Software: Nginx with Certbot for SSL certificate management.
Image: jonasal/nginx-certbot:latest
Configuration:
Manages SSL certificates for the domain gemma<Server ID>.hostkey.in.
Routes traffic from the external port 443 (HTTPS) to the internal port 8080.
Uses the host network mode, binding directly to the server's network stack.
Email: SSL renewal notifications are configured for [email protected].

Nginx Directory: The /root/nginx directory is owned by root:root with 0755 permissions.
Compose File: The /root/nginx/compose.yml file is owned by root:root with 0644 permissions.
Docker Daemon: The /etc/docker/daemon.json file is owned by root with 0644 permissions.

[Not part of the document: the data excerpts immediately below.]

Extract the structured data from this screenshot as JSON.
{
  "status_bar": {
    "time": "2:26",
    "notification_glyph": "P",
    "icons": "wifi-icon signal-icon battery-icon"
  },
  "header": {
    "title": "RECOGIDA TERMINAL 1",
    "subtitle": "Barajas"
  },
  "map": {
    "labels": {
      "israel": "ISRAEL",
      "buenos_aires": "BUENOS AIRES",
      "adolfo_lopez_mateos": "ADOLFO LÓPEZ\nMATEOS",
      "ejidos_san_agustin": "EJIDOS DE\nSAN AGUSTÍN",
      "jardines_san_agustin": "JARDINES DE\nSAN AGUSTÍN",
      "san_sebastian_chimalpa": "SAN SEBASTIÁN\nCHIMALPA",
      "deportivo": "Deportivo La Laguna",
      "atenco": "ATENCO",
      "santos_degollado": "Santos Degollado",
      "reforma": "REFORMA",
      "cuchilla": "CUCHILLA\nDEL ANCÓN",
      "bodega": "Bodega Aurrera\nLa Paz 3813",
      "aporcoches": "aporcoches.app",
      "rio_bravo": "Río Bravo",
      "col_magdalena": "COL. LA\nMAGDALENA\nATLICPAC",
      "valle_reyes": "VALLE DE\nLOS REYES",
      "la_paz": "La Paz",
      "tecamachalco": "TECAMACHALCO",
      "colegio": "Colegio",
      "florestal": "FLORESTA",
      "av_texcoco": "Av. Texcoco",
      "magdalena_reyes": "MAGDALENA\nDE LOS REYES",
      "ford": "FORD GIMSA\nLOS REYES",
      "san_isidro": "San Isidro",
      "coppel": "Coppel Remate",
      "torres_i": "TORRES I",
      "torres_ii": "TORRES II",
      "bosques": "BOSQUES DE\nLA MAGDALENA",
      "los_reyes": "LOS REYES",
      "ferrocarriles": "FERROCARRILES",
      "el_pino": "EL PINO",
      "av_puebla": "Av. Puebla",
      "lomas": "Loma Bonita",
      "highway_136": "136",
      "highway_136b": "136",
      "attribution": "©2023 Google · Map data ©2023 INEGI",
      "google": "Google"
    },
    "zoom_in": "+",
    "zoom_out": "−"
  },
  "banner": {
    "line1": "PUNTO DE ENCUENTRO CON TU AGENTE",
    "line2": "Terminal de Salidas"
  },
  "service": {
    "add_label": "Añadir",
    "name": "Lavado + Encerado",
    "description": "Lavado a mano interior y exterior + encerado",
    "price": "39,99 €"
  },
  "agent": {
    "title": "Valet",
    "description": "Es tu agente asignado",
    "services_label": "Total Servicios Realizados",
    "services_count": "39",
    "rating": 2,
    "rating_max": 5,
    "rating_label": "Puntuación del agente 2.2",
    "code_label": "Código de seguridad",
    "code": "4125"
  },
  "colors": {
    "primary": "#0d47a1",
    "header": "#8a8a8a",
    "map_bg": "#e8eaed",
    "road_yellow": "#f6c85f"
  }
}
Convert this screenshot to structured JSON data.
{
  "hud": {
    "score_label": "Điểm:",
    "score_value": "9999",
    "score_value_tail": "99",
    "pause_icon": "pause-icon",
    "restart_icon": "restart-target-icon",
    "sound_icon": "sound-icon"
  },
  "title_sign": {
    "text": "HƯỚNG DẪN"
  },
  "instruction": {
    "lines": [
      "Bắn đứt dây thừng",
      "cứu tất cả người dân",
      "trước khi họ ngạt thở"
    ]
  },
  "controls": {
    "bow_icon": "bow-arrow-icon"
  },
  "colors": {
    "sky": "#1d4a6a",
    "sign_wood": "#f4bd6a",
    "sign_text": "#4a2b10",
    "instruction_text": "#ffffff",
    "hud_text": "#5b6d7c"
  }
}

Component	Configuration File/Path	Description
Nginx Proxy	`/root/nginx/compose.yml`	Docker Compose definition for Nginx and Certbot.
Ollama Service	`/etc/systemd/system/ollama.service`	Systemd unit file for the Ollama backend.
Docker Daemon	`/etc/docker/daemon.json`	Runtime configuration for NVIDIA support.
Nginx Data	`/data/nginx/`	Root directory for Nginx logs, configs, and certs.
SSL Secrets	`/data/nginx/user_conf.d/`	Custom Nginx configuration directory.
Open-WebUI Data	Docker Volume `open-webui`	Persistent storage for the web interface.

443 (HTTPS): External access to the Open-WebUI frontend via the Nginx proxy.
8080 (HTTP): Internal access to the Open-WebUI container (used by Nginx proxy).
11434 (HTTP): Internal access to the Ollama API endpoint.